On Asine And The Role of Luck At Trial

by Jamison Koehler on June 7, 2010

A couple of years ago I was attending a formal luncheon with my parents and found myself seated next to what turned out to be one of the nation’s preeminent experts on ancient Greece.  I should tell you that, while I spent quite a bit of time in Greece as a youth, I can count on one hand the number of things I know about ancient Greece.  I should also tell you that I know only two words of ancient Greek:  Asine te, which mean “and Asine.”  I know these words from a poem in which, quoting from The Iliad, my father wrote about the ancient ruins of Asine.

So I am sitting next to this guy and there are a few awkward moments until we find a topic of common interest, which turns out to be modern Greece.  I tell him I used to spend my summers in a little fishing village called Tolo in the south of Greece and we talk about that for a little bit.  Then he, the expert on ancient Greece, notes that, yes, Tolo is right next door to Asine.  And, he continues, Homer actually mentions Asine in The Iliad.

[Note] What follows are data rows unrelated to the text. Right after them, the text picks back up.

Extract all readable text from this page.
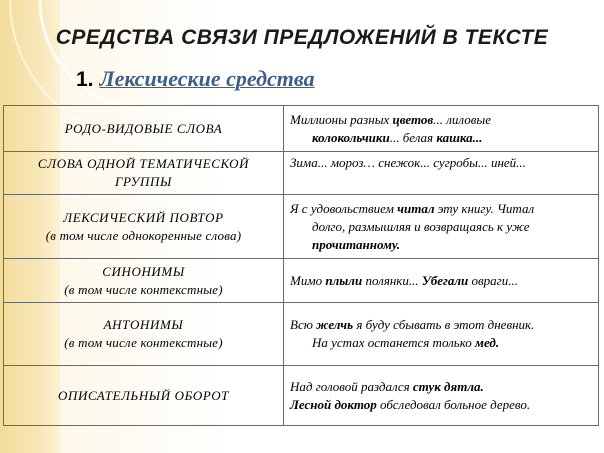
СРЕДСТВА СВЯЗИ ПРЕДЛОЖЕНИЙ В ТЕКСТЕ
1. Лексические средства
РОДО-ВИДОВЫЕ СЛОВА	Миллионы разных цветов... лиловые
колокольчики... белая кашка...

СЛОВА ОДНОЙ ТЕМАТИЧЕСКОЙ ГРУППЫ	Зима... мороз… снежок... сугробы... иней...

ЛЕКСИЧЕСКИЙ ПОВТОР
(в том числе однокоренные слова)	Я с удовольствием читал эту книгу. Читал
долго, размышляя и возвращаясь к уже
прочитанному.

СИНОНИМЫ
(в том числе контекстные)	Мимо плыли полянки... Убегали овраги...

АНТОНИМЫ
(в том числе контекстные)	Всю желчь я буду сбывать в этот дневник.
На устах останется только мед.

ОПИСАТЕЛЬНЫЙ ОБОРОТ	Над головой раздался стук дятла.
Лесной доктор обследовал больное дерево.
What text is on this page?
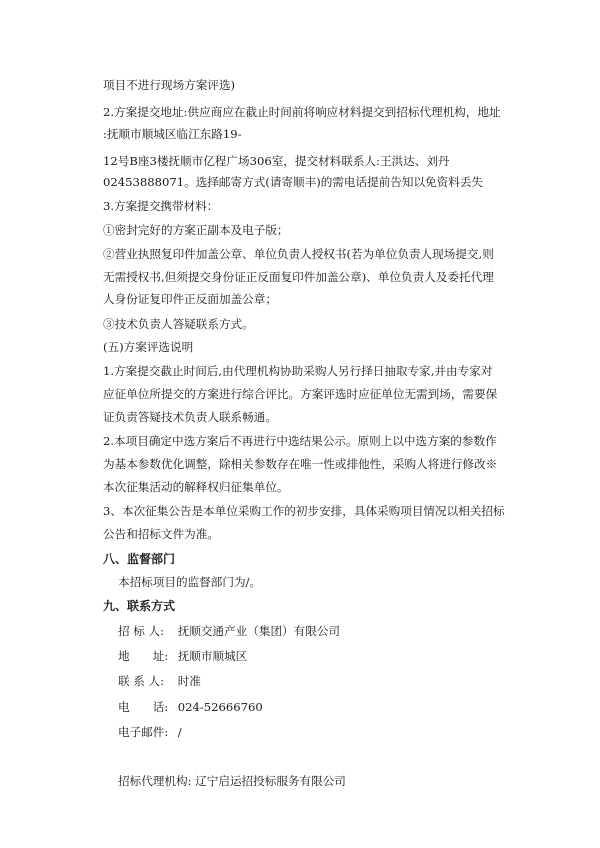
项目不进行现场方案评选)
2.方案提交地址:供应商应在截止时间前将响应材料提交到招标代理机构，地址
:抚顺市顺城区临江东路19-
12号B座3楼抚顺市亿程广场306室，提交材料联系人:王洪达、刘丹
02453888071。选择邮寄方式(请寄顺丰)的需电话提前告知以免资料丢失
3.方案提交携带材料：
①密封完好的方案正副本及电子版；
②营业执照复印件加盖公章、单位负责人授权书(若为单位负责人现场提交,则
无需授权书,但须提交身份证正反面复印件加盖公章)、单位负责人及委托代理
人身份证复印件正反面加盖公章；
③技术负责人答疑联系方式。
(五)方案评选说明
1.方案提交截止时间后,由代理机构协助采购人另行择日抽取专家,并由专家对
应征单位所提交的方案进行综合评比。方案评选时应征单位无需到场，需要保
证负责答疑技术负责人联系畅通。
2.本项目确定中选方案后不再进行中选结果公示。原则上以中选方案的参数作
为基本参数优化调整，除相关参数存在唯一性或排他性，采购人将进行修改※
本次征集活动的解释权归征集单位。
3、本次征集公告是本单位采购工作的初步安排，具体采购项目情况以相关招标
公告和招标文件为准。
八、监督部门
本招标项目的监督部门为/。
九、联系方式
招 标 人: 抚顺交通产业（集团）有限公司
地　　址: 抚顺市顺城区
联 系 人: 时准
电　　话: 024-52666760
电子邮件: /
招标代理机构: 辽宁启运招投标服务有限公司
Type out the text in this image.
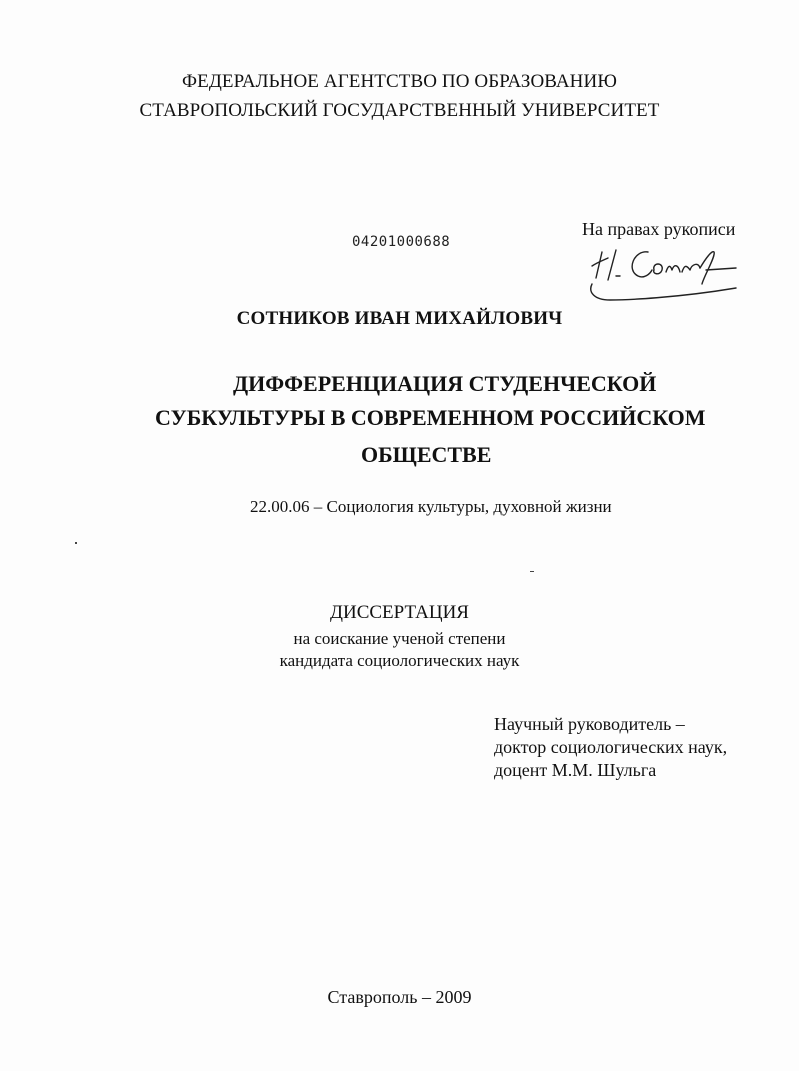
ФЕДЕРАЛЬНОЕ АГЕНТСТВО ПО ОБРАЗОВАНИЮ
СТАВРОПОЛЬСКИЙ ГОСУДАРСТВЕННЫЙ УНИВЕРСИТЕТ
04201000688
На правах рукописи
СОТНИКОВ ИВАН МИХАЙЛОВИЧ
ДИФФЕРЕНЦИАЦИЯ СТУДЕНЧЕСКОЙ
СУБКУЛЬТУРЫ В СОВРЕМЕННОМ РОССИЙСКОМ
ОБЩЕСТВЕ
22.00.06 – Социология культуры, духовной жизни
ДИССЕРТАЦИЯ
на соискание ученой степени
кандидата социологических наук
Научный руководитель –
доктор социологических наук,
доцент М.М. Шульга
Ставрополь – 2009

This is one of those rare, lucky moments in which some trivial thing you know suddenly becomes important.  I’m feeling like Cliff the Mailman in Cheers when he makes it onto Jeopardy and finds out that all the answers concern the U.S. postal service.

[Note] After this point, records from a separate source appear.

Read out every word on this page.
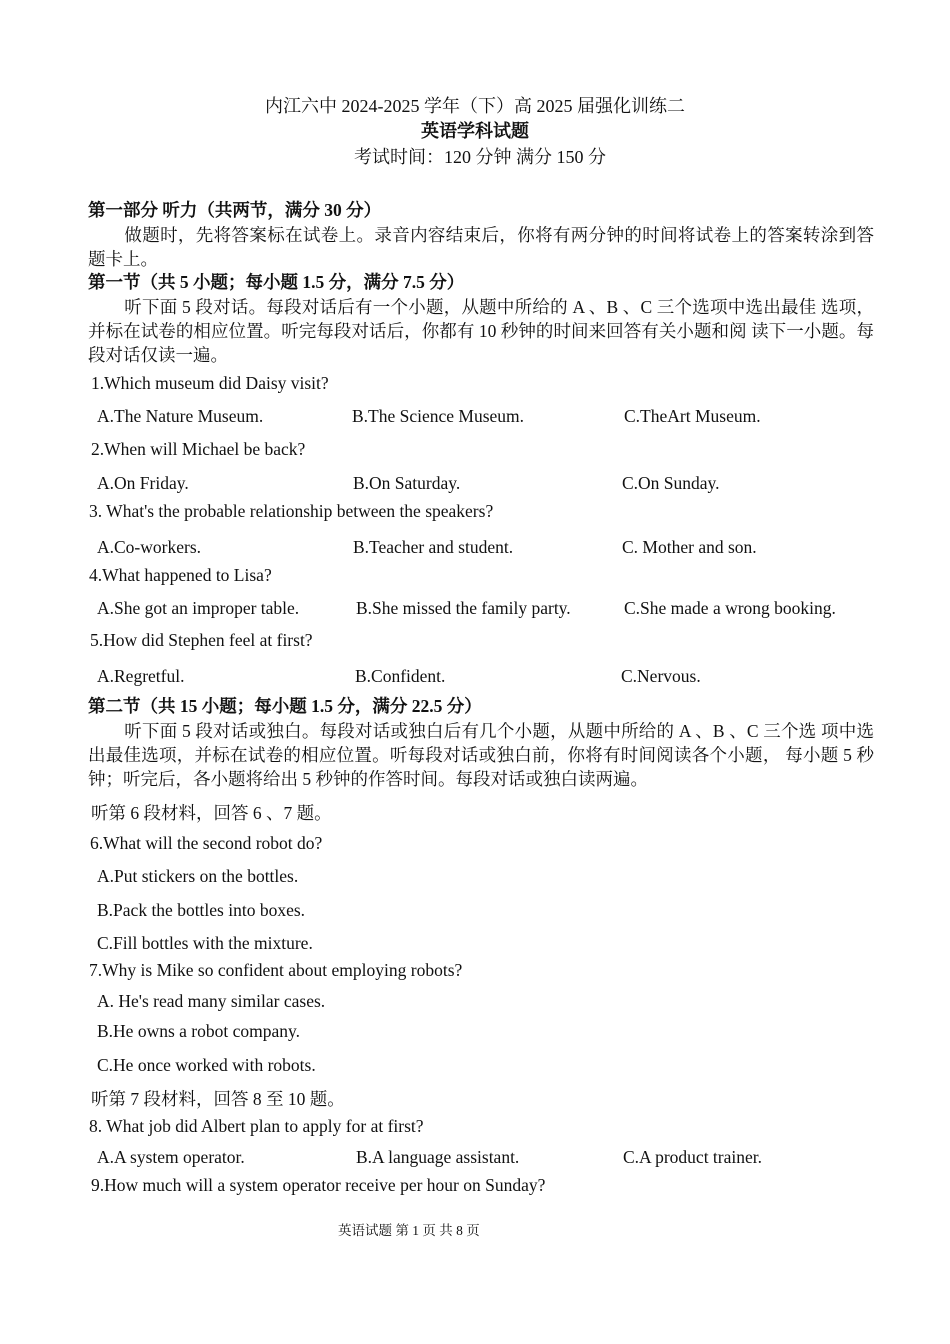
内江六中 2024-2025 学年（下）高 2025 届强化训练二
英语学科试题
考试时间：120 分钟 满分 150 分
第一部分 听力（共两节，满分 30 分）
做题时，先将答案标在试卷上。录音内容结束后，你将有两分钟的时间将试卷上的答案转涂到答题卡上。
第一节（共 5 小题；每小题 1.5 分，满分 7.5 分）
听下面 5 段对话。每段对话后有一个小题，从题中所给的 A 、B 、C 三个选项中选出最佳 选项，并标在试卷的相应位置。听完每段对话后，你都有 10 秒钟的时间来回答有关小题和阅 读下一小题。每段对话仅读一遍。
1.Which museum did Daisy visit?
A.The Nature Museum.	B.The Science Museum.	C.TheArt Museum.
2.When will Michael be back?
A.On Friday.	B.On Saturday.	C.On Sunday.
3. What's the probable relationship between the speakers?
A.Co-workers.	B.Teacher and student.	C. Mother and son.
4.What happened to Lisa?
A.She got an improper table.	B.She missed the family party.	C.She made a wrong booking.
5.How did Stephen feel at first?
A.Regretful.	B.Confident.	C.Nervous.
第二节（共 15 小题；每小题 1.5 分，满分 22.5 分）
听下面 5 段对话或独白。每段对话或独白后有几个小题，从题中所给的 A 、B 、C 三个选 项中选出最佳选项，并标在试卷的相应位置。听每段对话或独白前，你将有时间阅读各个小题， 每小题 5 秒钟；听完后，各小题将给出 5 秒钟的作答时间。每段对话或独白读两遍。
听第 6 段材料，回答 6 、7 题。
6.What will the second robot do?
A.Put stickers on the bottles.
B.Pack the bottles into boxes.
C.Fill bottles with the mixture.
7.Why is Mike so confident about employing robots?
A. He's read many similar cases.
B.He owns a robot company.
C.He once worked with robots.
听第 7 段材料，回答 8 至 10 题。
8. What job did Albert plan to apply for at first?
A.A system operator.	B.A language assistant.	C.A product trainer.
9.How much will a system operator receive per hour on Sunday?
英语试题 第 1 页 共 8 页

“Yes, that’s true,” I say to the expert and to the other people at the table who have been listening to our conversation.  “But it was only a single mention, the last city mentioned in a long list of cities that sent ships to Troy.” And then I quote the passage directly using the only two words I know in ancient Greek:  “Asine te.”

You should have seen the surprised look on his face.  You should also have seen the pride on my parents’ faces though, if they had thought about it, they would have realized how I happened to have this information at my fingertips.

Sometimes you just get really, really lucky.

I was thinking about this story in connection with a client’s decision on whether or not to take a case to trial. While I have already discussed many of the considerations that come into play in making this decision, the one factor I have not discussed is the potential role of luck.  Specifically, I have not discussed how by waiving your right to a trial, you could be foreclosing the possibility of some good luck that could have tipped the case in your favor. And by “luck,” I am not referring to the “The harder I work, the luckier I get” luck.  I am referring to real luck.

Since I have recently been representing a lot of clients who, charged with simple assault, have been offered a non-trial diversion program, I will use this as my example.

As I have discussed elsewhere, a diversion program, if offered by the prosecution, is sometimes the wisest choice for a client.  It is certainly the safest one.  There are always risks in taking a case to trial.  And the advantage of a diversion program is that you can take complete control of your case.  You perform the agreed upon conditions (for example, an anger management course, community service, an apology, and/or fine to a victims’ compensation fund in a simple assault case) and the government will dismiss the charges.  You come out of the whole unfortunate experience without a conviction on your record.

At the same time, by waiving your right to trial, you could also be foreclosing the possibility that some last minute and unanticipated development could tip the case in your favor at trial.

There are two such possibilities that immediately spring to mind.  The first possibility is that the complaining witness or key government witness fails to show up on the day of trial.  Your lawyer will usually have a pretty good idea from discovery and from talking with the prosecutor how “motivated” the witness may be.  For example, someone who is emotionally caught up in the case is far more likely to show up than a more dispassionate bystander.  But sometimes even the most motivated witness will, for whatever reason, fail to appear.  In this case, absent a legitimate excuse offered by the prosecution, the court is likely to dismiss the case for lack of prosecution.

The second possibility is that the witness shows up for court but ends up testifying completely differently than anyone expected him to.  Again, your lawyer should have a pretty good idea through both discovery and investigation how a witness can be expected to testify.  In fact, your lawyer will have already factored this assessment into his or her advice on whether or not to take the case to trial in the first place.  But a witness can sometimes surprise everyone with his testimony.  Maybe he gets rattled.  Maybe he has a change of heart.  Maybe he just doesn’t remember.  But you’ll never know this — and you’ll never be able to take advantage of it — if you have waived your right to a trial, if you have truncated the process without putting the government to its full burden, in order to take advantage of a diversion program.

There are many considerations that factor into the decision on whether or not to take a case to trial.  While you can spend a lot of time assessing, weighing, and evaluating these considerations, there is no mathematical formula for arriving at the right decision.  And there is no accounting for the x factor, the unknown variable that would include the role of luck or fortune or happenstance, the many uncontrollable and unpredictable things that could go wrong with the prosecution’s case against you.

Sometimes you get lucky.  Sometimes you don’t.  And when you do get lucky, you think, gee, I better not say another word for the rest of this lunch. Whatever favorable impression I may have given, this guy might eventually figure out that the grand total of the number of words I know in ancient Greek is two.